World forest destruction near record level in 2017
The world lost tree cover the size of Italy in 2017 as forests were cleared using fire to make way for farms from the Amazon to the Congo Basin, an independent forest monitoring network said yesterday.
Tree cover loss, mostly in the tropics, totalled 294,000 square kilometers last year, short of a record 297,000 square kilometers in 2016, according to Global Forest Watch, run by the US-based World Resources Institute.
“Tropical forests were lost at a rate equivalent to 40 football (soccer) fields per minute” in 2017, Frances Seymour, of the WRI, told a news conference at a June 27-28 Oslo Tropical Forest Forum of 500 experts.
Norwegian Environment Minister Ola Elvestuen said the pace of forest losses was “catastrophic” and threatened efforts to slow global warming. Trees soak up carbon dioxide as they grow and release it when they burn or rot.

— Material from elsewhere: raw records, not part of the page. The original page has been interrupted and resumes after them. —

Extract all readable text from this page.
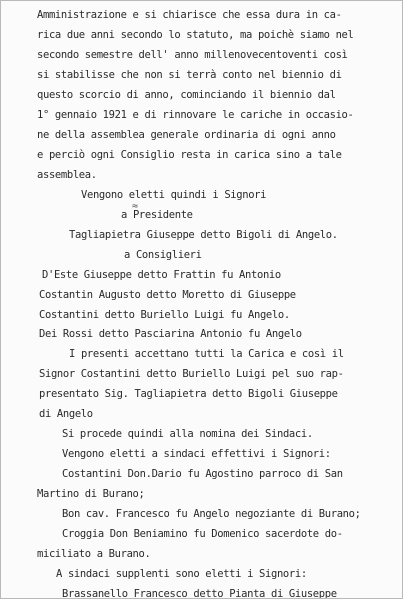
Amministrazione e si chiarisce che essa dura in ca-
rica due anni secondo lo statuto, ma poichè siamo nel
secondo semestre dell' anno millenovecentoventi così
si stabilisse che non si terrà conto nel biennio di
questo scorcio di anno, cominciando il biennio dal
1° gennaio 1921 e di rinnovare le cariche in occasio-
ne della assemblea generale ordinaria di ogni anno
e perciò ogni Consiglio resta in carica sino a tale
assemblea.
Vengono eletti quindi i Signori
≈
a Presidente
Tagliapietra Giuseppe detto Bigoli di Angelo.
a Consiglieri
D'Este Giuseppe detto Frattin fu Antonio
Costantin Augusto detto Moretto di Giuseppe
Costantini detto Buriello Luigi fu Angelo.
Dei Rossi detto Pasciarina Antonio fu Angelo
I presenti accettano tutti la Carica e così il
Signor Costantini detto Buriello Luigi pel suo rap-
presentato Sig. Tagliapietra detto Bigoli Giuseppe
di Angelo
Si procede quindi alla nomina dei Sindaci.
Vengono eletti a sindaci effettivi i Signori:
Costantini Don.Dario fu Agostino parroco di San
Martino di Burano;
Bon cav. Francesco fu Angelo negoziante di Burano;
Croggia Don Beniamino fu Domenico sacerdote do-
miciliato a Burano.
A sindaci supplenti sono eletti i Signori:
Brassanello Francesco detto Pianta di Giuseppe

“Forest destruction is driving climate change,” he said. Norway has invested about US$2.8 billion to safeguard tropical forests in the past decade — more than any other rich nation.
Brazil, Democratic Republic of Congo, Indonesia, Madagascar and Malaysia suffered the biggest losses in 2017, Global Forest Watch said, based on satellite data back to 2001.
The study omits, however, how far tree plantings or new growth offset the losses.
“Vast areas continue to be cleared for soy, beef, palm oil and other globally traded commodities. Much of this clearing is illegal,” Seymour said.
Brazil alone lost 45,000 square kilometers of tree cover, down 16 percent from a record in 2016.
Fires raged in the southern Amazon region of Brazil.
Justin Adams, of the Nature Conservancy environmental group, said only 3 percent of public finance for slowing climate change went to natural solutions like forests.
Well-managed forests can be a source of jobs and economic growth, he said.
Tree cover, however, is just one measure of the state of the world’s forests.
The UN’s Food and Agriculture Organization says the loss of forests worldwide slowed to just a net 33,000 square kilometers a year from 2010-15, with annual losses of 76,000 square kilometers offset by annual gains of 43,000.
Anssi Pekkarinen, a senior forestry officer of the FAO, said that the FAO method of identifying the underlying land use “gives a much more comprehensive picture on the world’s forests.”